编译时默认搜索库文件的路径是: 就a.exe而言,以-lfoo 参数来连结,会驱使ld去寻找libfoo.so (shared stubs);如果没有成功,就会换成寻找libfoo.a (static)。 就ELF而言,先找libfoo.so , 然后是libfoo.a。libfoo.so通常是一个连结符号,连结至libfoo.so.x 。 ld可能不会自动加载libfoo.so.x,需要使用libfoo.so的链接来指定。

Shared Libraries

Shared Library Names

Take the example of blas libraries

    update-alternatives --display libblas.so
    # link currently points to /usr/lib/x86_64-linux-gnu/blas/libblas.so.3.7.1

    ll /etc/alternatives/libblas.so
    # /etc/alternatives/libblas.so -> /usr/lib/x86_64-linux-gnu/blas/libblas.so.3.7.1
    ll /usr/lib/x86_64-linux-gnu/blas
    # libblas.so -> libblas.so.3.7.1
    # libblas.so.3 -> libblas.so.3.7.1
    # libblas.so.3.7.1
    ll /usr/lib/libblas.so
    # /usr/lib/libblas.so -> /etc/alternatives/libblas.so 
    # libblas.so is installed in /usr/lib
  • The soname has the prefix lib, the name of the library, the phrase .so, followed by a period and a version number. A fully-qualified soname includes as a prefix the directory it’s in, /usr/lib/x86_64-linux-gnu/blas/libblas.so.3 in this case.
  • The real name contains the actual library code, it adds to the soname a period, a minor number, another period, and the release number (optional). /usr/lib/x86_64-linux-gnu/blas/libblas.so.3.7.1 in this case.
  • The linker name is the name that the compiler uses when requesting a library, /usr/lib/libblas.so in this case.

Filesystem Placement

The GNU standards recommend installing by default all libraries in /usr/local/lib when distributing source code (and all commands should go into /usr/local/bin). According to the FHS, most libraries should be installed in /usr/lib, but libraries required for startup should be in /lib and libraries that are not part of the system should be in /usr/local/lib.

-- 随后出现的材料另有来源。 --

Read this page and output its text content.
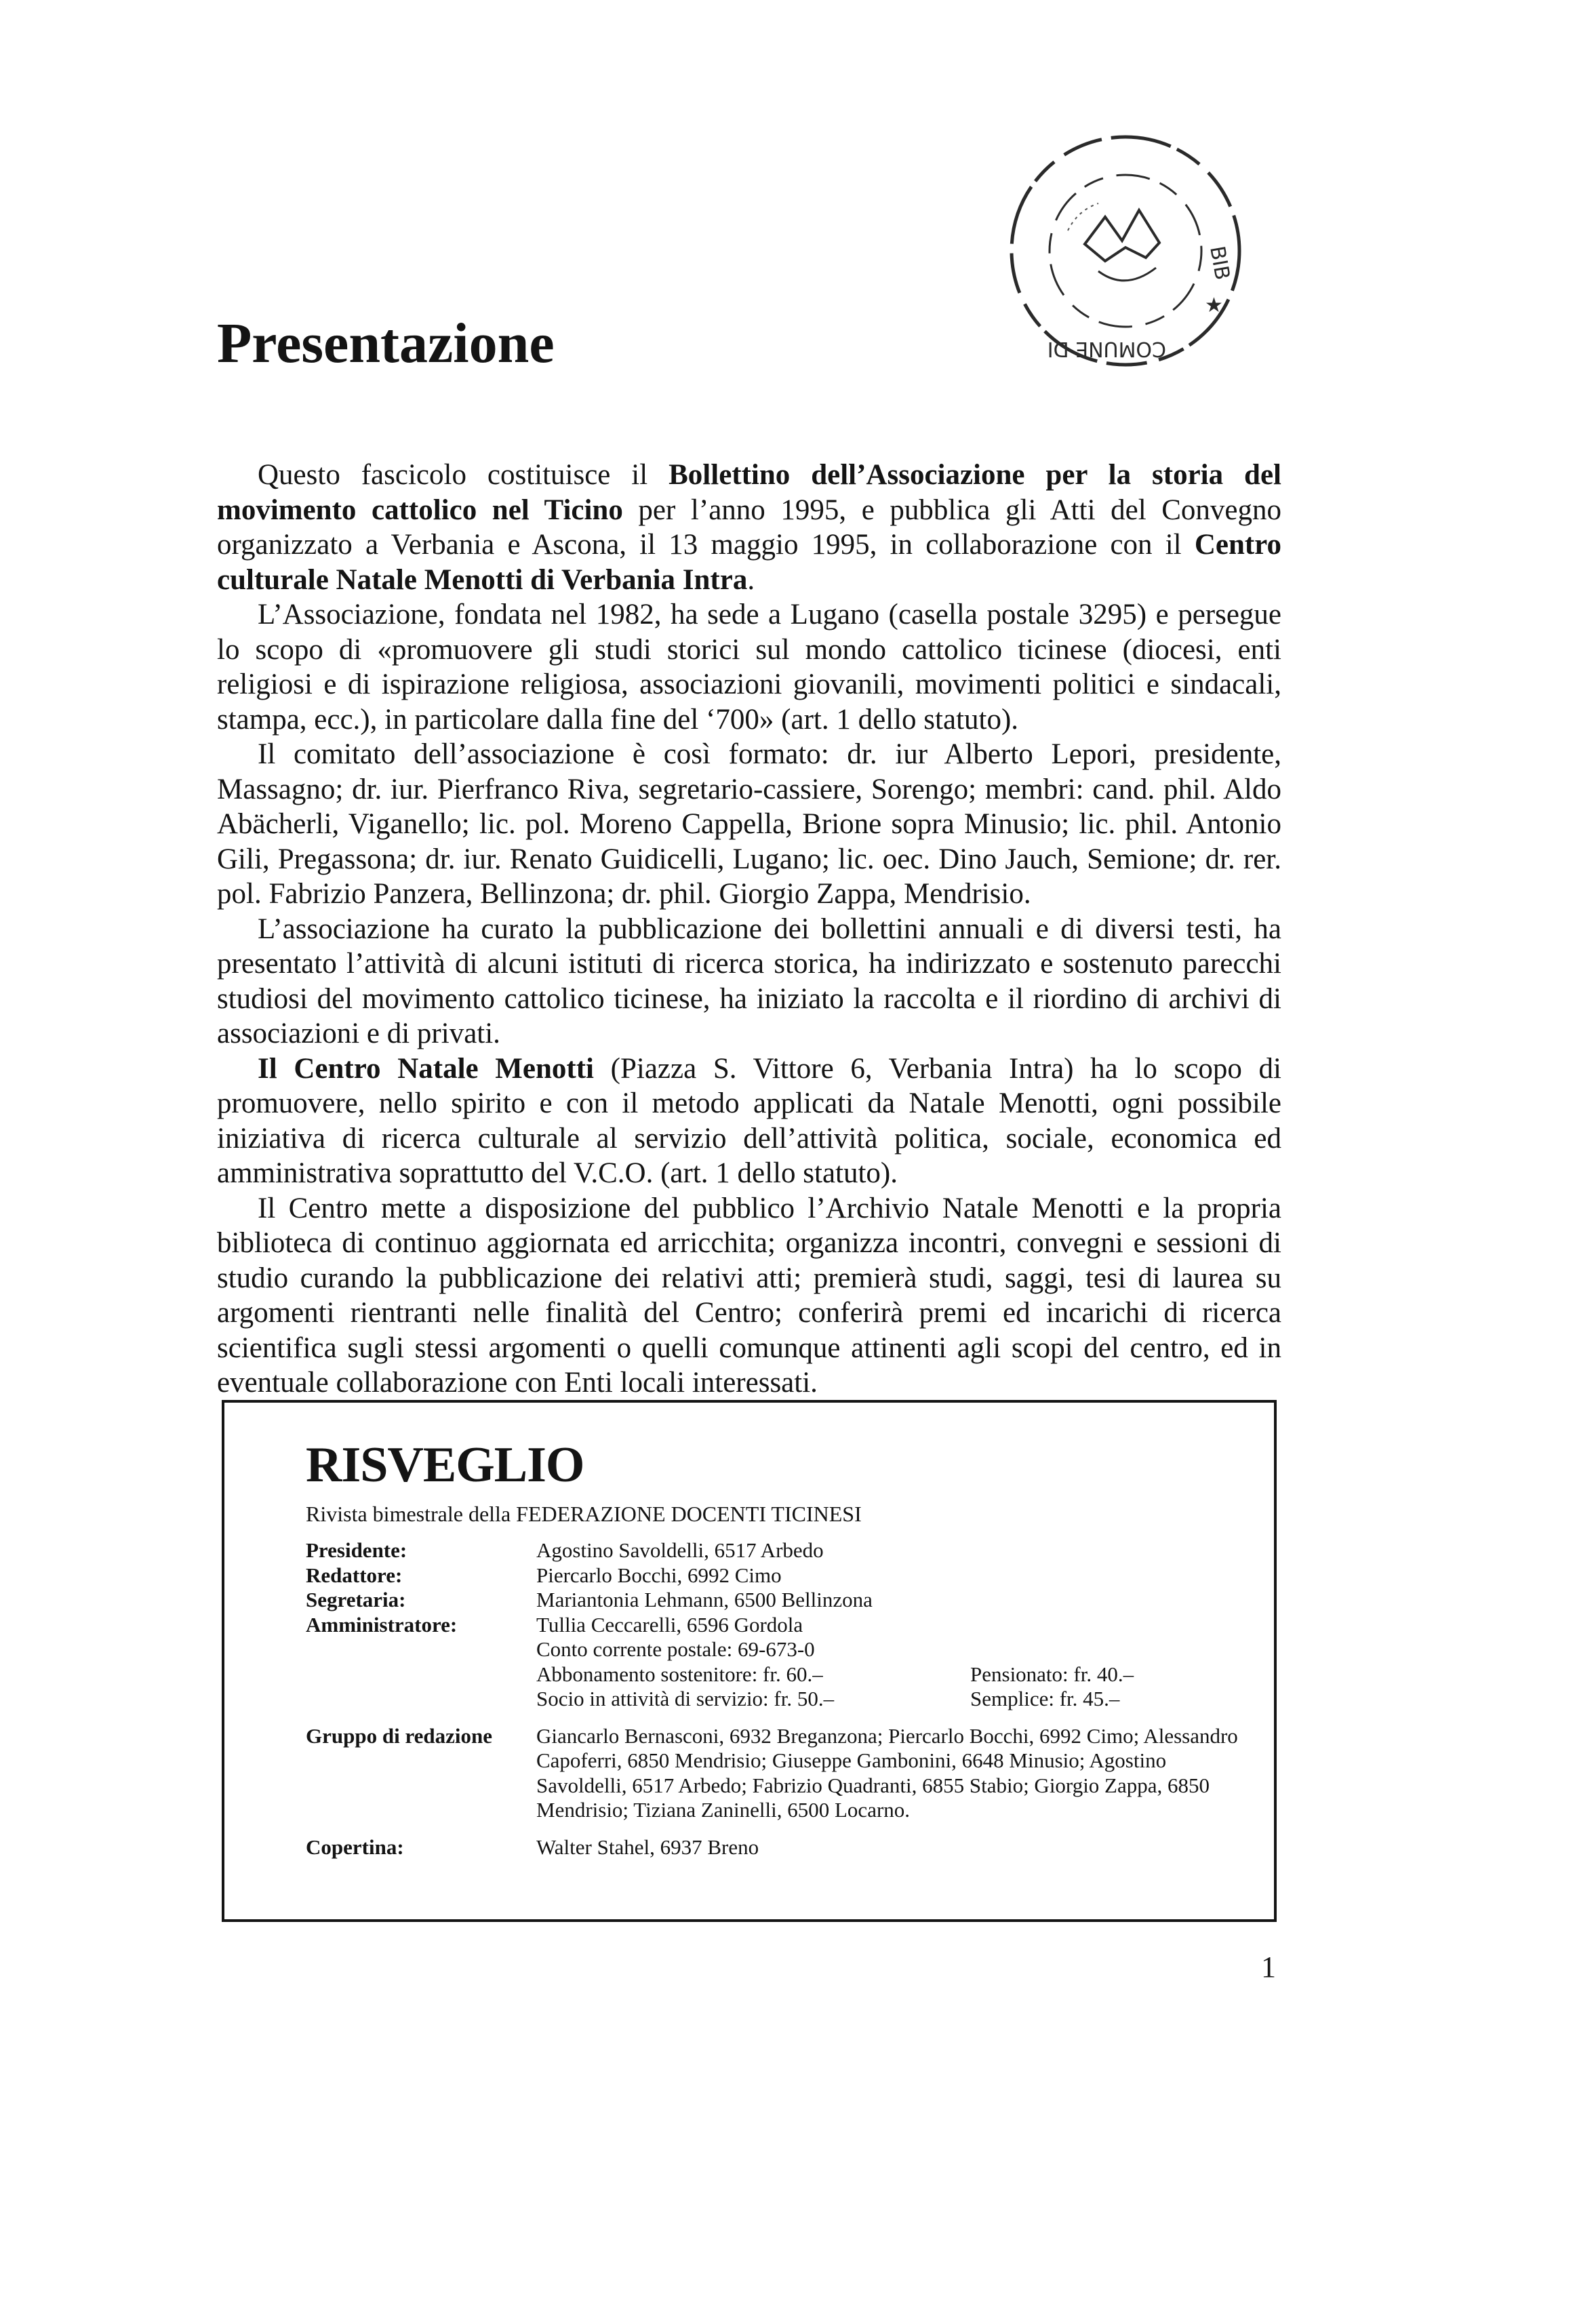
★
BIB
COMUNE DI
Presentazione

Questo fascicolo costituisce il Bollettino dell’Associazione per la storia del movimento cattolico nel Ticino per l’anno 1995, e pubblica gli Atti del Convegno organizzato a Verbania e Ascona, il 13 maggio 1995, in collaborazione con il Centro culturale Natale Menotti di Verbania Intra.

L’Associazione, fondata nel 1982, ha sede a Lugano (casella postale 3295) e persegue lo scopo di «promuovere gli studi storici sul mondo cattolico ticinese (diocesi, enti religiosi e di ispirazione religiosa, associazioni giovanili, movimenti politici e sindacali, stampa, ecc.), in particolare dalla fine del ‘700» (art. 1 dello statuto).

Il comitato dell’associazione è così formato: dr. iur Alberto Lepori, presidente, Massagno; dr. iur. Pierfranco Riva, segretario-cassiere, Sorengo; membri: cand. phil. Aldo Abächerli, Viganello; lic. pol. Moreno Cappella, Brione sopra Minusio; lic. phil. Antonio Gili, Pregassona; dr. iur. Renato Guidicelli, Lugano; lic. oec. Dino Jauch, Semione; dr. rer. pol. Fabrizio Panzera, Bellinzona; dr. phil. Giorgio Zappa, Mendrisio.

L’associazione ha curato la pubblicazione dei bollettini annuali e di diversi testi, ha presentato l’attività di alcuni istituti di ricerca storica, ha indirizzato e sostenuto parecchi studiosi del movimento cattolico ticinese, ha iniziato la raccolta e il riordino di archivi di associazioni e di privati.

Il Centro Natale Menotti (Piazza S. Vittore 6, Verbania Intra) ha lo scopo di promuovere, nello spirito e con il metodo applicati da Natale Menotti, ogni possibile iniziativa di ricerca culturale al servizio dell’attività politica, sociale, economica ed amministrativa soprattutto del V.C.O. (art. 1 dello statuto).

Il Centro mette a disposizione del pubblico l’Archivio Natale Menotti e la propria biblioteca di continuo aggiornata ed arricchita; organizza incontri, convegni e sessioni di studio curando la pubblicazione dei relativi atti; premierà studi, saggi, tesi di laurea su argomenti rientranti nelle finalità del Centro; conferirà premi ed incarichi di ricerca scientifica sugli stessi argomenti o quelli comunque attinenti agli scopi del centro, ed in eventuale collaborazione con Enti locali interessati.

RISVEGLIO
Rivista bimestrale della FEDERAZIONE DOCENTI TICINESI
Presidente:	Agostino Savoldelli, 6517 Arbedo
Redattore:	Piercarlo Bocchi, 6992 Cimo
Segretaria:	Mariantonia Lehmann, 6500 Bellinzona
Amministratore:	Tullia Ceccarelli, 6596 Gordola
Conto corrente postale: 69-673-0
Abbonamento sostenitore: fr. 60.–	Pensionato: fr. 40.–
Socio in attività di servizio: fr. 50.–	Semplice: fr. 45.–
Gruppo di redazione	Giancarlo Bernasconi, 6932 Breganzona; Piercarlo Bocchi, 6992 Cimo; Alessandro Capoferri, 6850 Mendrisio; Giuseppe Gambonini, 6648 Minusio; Agostino Savoldelli, 6517 Arbedo; Fabrizio Quadranti, 6855 Stabio; Giorgio Zappa, 6850 Mendrisio; Tiziana Zaninelli, 6500 Locarno.
Copertina:	Walter Stahel, 6937 Breno
1
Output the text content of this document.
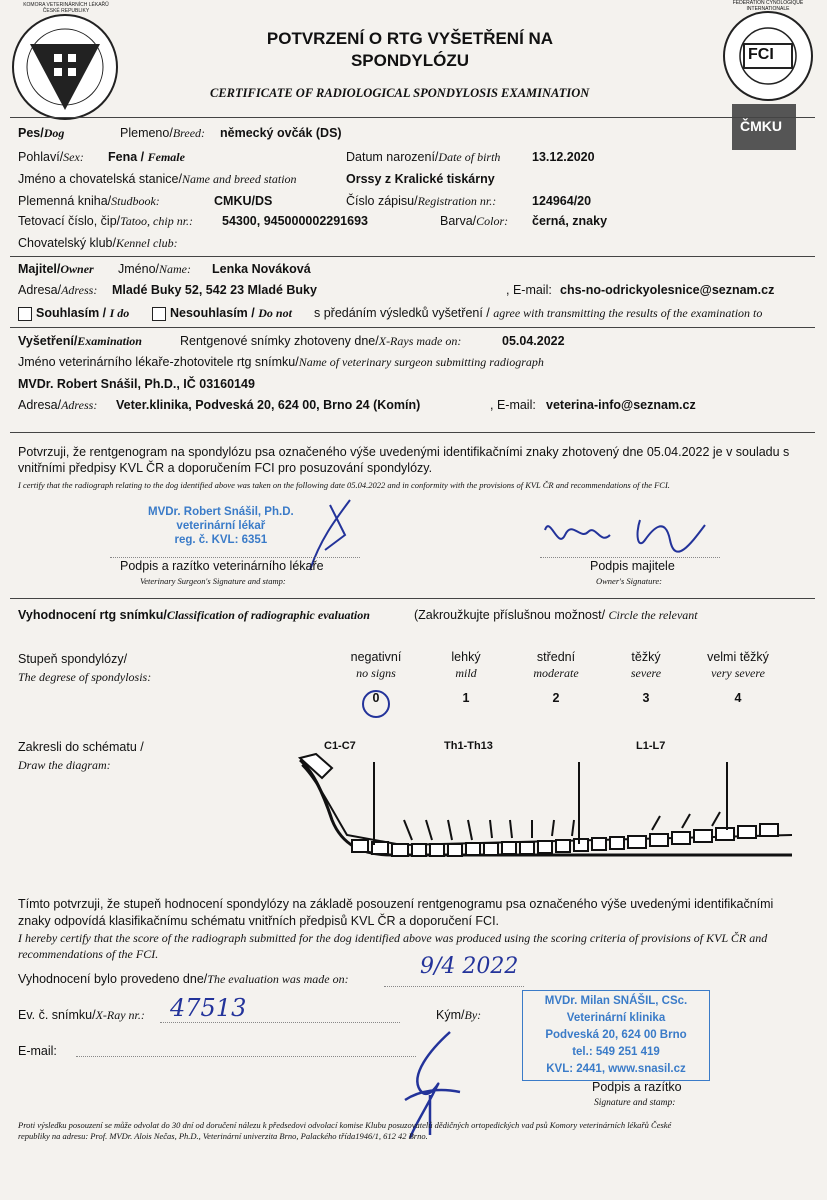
KOMORA VETERINÁRNÍCH LÉKAŘŮ ČESKÉ REPUBLIKY
FCI
FEDERATION CYNOLOGIQUE INTERNATIONALE
ČMKU
POTVRZENÍ O RTG VYŠETŘENÍ NA SPONDYLÓZU
CERTIFICATE OF RADIOLOGICAL SPONDYLOSIS EXAMINATION
Pes/Dog	Plemeno/Breed: německý ovčák (DS)
Pohlaví/Sex: Fena / Female	Datum narození/Date of birth	13.12.2020
Jméno a chovatelská stanice/Name and breed station	Orssy z Kralické tiskárny
Plemenná kniha/Studbook:	CMKU/DS	Číslo zápisu/Registration nr.:	124964/20
Tetovací číslo, čip/Tatoo, chip nr.: 54300, 945000002291693	Barva/Color: černá, znaky
Chovatelský klub/Kennel club:
Majitel/Owner Jméno/Name: Lenka Nováková
Adresa/Adress: Mladé Buky 52, 542 23 Mladé Buky	, E-mail: chs-no-odrickyolesnice@seznam.cz
Souhlasím / I do	Nesouhlasím / Do not s předáním výsledků vyšetření / agree with transmitting the results of the examination to
Vyšetření/Examination	Rentgenové snímky zhotoveny dne/X-Rays made on:	05.04.2022
Jméno veterinárního lékaře-zhotovitele rtg snímku/Name of veterinary surgeon submitting radiograph
MVDr. Robert Snášil, Ph.D., IČ 03160149
Adresa/Adress: Veter.klinika, Podveská 20, 624 00, Brno 24 (Komín)	, E-mail: veterina-info@seznam.cz
Potvrzuji, že rentgenogram na spondylózu psa označeného výše uvedenými identifikačními znaky zhotovený dne 05.04.2022 je v souladu s vnitřními předpisy KVL ČR a doporučením FCI pro posuzování spondylózy.
I certify that the radiograph relating to the dog identified above was taken on the following date 05.04.2022 and in conformity with the provisions of KVL ČR and recommendations of the FCI.
MVDr. Robert Snášil, Ph.D.
veterinární lékař
reg. č. KVL: 6351
Podpis a razítko veterinárního lékaře
Veterinary Surgeon's Signature and stamp:
Podpis majitele
Owner's Signature:
Vyhodnocení rtg snímku/Classification of radiographic evaluation	(Zakroužkujte příslušnou možnost/ Circle the relevant
Stupeň spondylózy/
The degrese of spondylosis:
negativní
no signs
0
lehký
mild
1
střední
moderate
2
těžký
severe
3
velmi těžký
very severe
4
Zakresli do schématu /
Draw the diagram:
C1-C7	Th1-Th13	L1-L7
Tímto potvrzuji, že stupeň hodnocení spondylózy na základě posouzení rentgenogramu psa označeného výše uvedenými identifikačními znaky odpovídá klasifikačnímu schématu vnitřních předpisů KVL ČR a doporučení FCI.
I hereby certify that the score of the radiograph submitted for the dog identified above was produced using the scoring criteria of provisions of KVL ČR and recommendations of the FCI.
Vyhodnocení bylo provedeno dne/The evaluation was made on:	9/4 2022
Ev. č. snímku/X-Ray nr.: 47513	Kým/By:
E-mail:
MVDr. Milan SNÁŠIL, CSc.
Veterinární klinika
Podveská 20, 624 00 Brno
tel.: 549 251 419
KVL: 2441, www.snasil.cz
Podpis a razítko
Signature and stamp:
Proti výsledku posouzení se může odvolat do 30 dní od doručení nálezu k předsedovi odvolací komise Klubu posuzovatelů dědičných ortopedických vad psů Komory veterinárních lékařů České republiky na adresu: Prof. MVDr. Alois Nečas, Ph.D., Veterinární univerzita Brno, Palackého třída1946/1, 612 42 Brno.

There isn’t really a conflict between these two documents; the GNU standards recommend the default for developers of source code, while the FHS recommends the default for distributors (who selectively override the source code defaults, usually via the system’s package management system).

动态链接相关性 ldd

要查看ln(/bin/ln)依赖的所有共享库的列表,可以使用ldd (List Dynamic Dependencies)命令

    ldd /bin/ln
    # linux-vdso.so.1 (0x00007ffde5bb8000)
    # libc.so.6 => /lib/x86_64-linux-gnu/libc.so.6 (0x000015382c52f000)
    # /lib64/ld-linux-x86-64.so.2 (0x000015382cb31000)

通常,动态链接的程序比其静态链接的等价程序小得多。不过,静态链接的程序可以在某些低级维护任务中发挥作用。例如,sln是修改位于/lib中的不同库符号链接的极佳工具。但通常几乎所有Linux系统上的可执行程序都是某种动态链接的变体。

Beware: do not run ldd on a program you don’t trust. As is clearly stated in the ldd(1) manual, ldd works by (in certain cases) by setting a special environment variable (for ELF objects, LD_TRACE_LOADED_OBJECTS) and then executing the program. It may be possible for an untrusted program to force the ldd user to run arbitrary code (instead of simply showing the ldd information). So, for safety’s sake, don’t use ldd on programs you don’t trust to execute. One can use nm or readelf to list symbols from object files.

How Libraries are Used

在Linux下面,共享库的寻找和加载是由/lib/ld.so (Ubuntu下/lib/x86_64-linux-gnu/ld-2.27.so, Redhat下/lib64/ld-2.17.so)实现的。 ld.so在标准路经(/lib, /usr/lib)中寻找应用程序用到的共享库。 但是,如果需要用到的共享库在非标准路经,ld.so怎么找到它呢?目前,Linux通用的做法是将非标准路经加入/etc/ld.so.conf,然后运行ldconfig 生成/etc/ld.so.cacheld.so加载共享库的时候,会从ld.so.cache查找。 传统上,Linux的先辈Unix还有一个环境变量:LD_LIBRARY_PATH来处理非标准路经的共享库。ld.so加载共享库的时候,也会查找这个变量所设置的路经。但是,有不少声音主张要避免使用LD_LIBRARY_PATH变量,尤其是作为全局变量.

动态库的搜索路径搜索的先后顺序

    # 没有当前路径
    1. 编译目标代码时指定的动态库搜索路径; # -LdirName or -Wl,-rpath='$ORIGIN/'
    2. 环境变量LD_LIBRARY_PATH指定的动态库搜索路径;
    3. 配置文件/etc/ld.so.conf中指定的动态库搜索路径;
    # 只需在在该文件中追加一行库所在的完整路径如"/root/test/conf/lib"即可,然后ldconfig是修改生效。(实际上是根据缓存文件/etc/ld.so.cache来确定路径)
    4. 默认的动态库搜索路径/lib; (64位机器为/lib64)
    5. 默认的动态库搜索路径/usr/lib。(64位机器为/usr/lib64)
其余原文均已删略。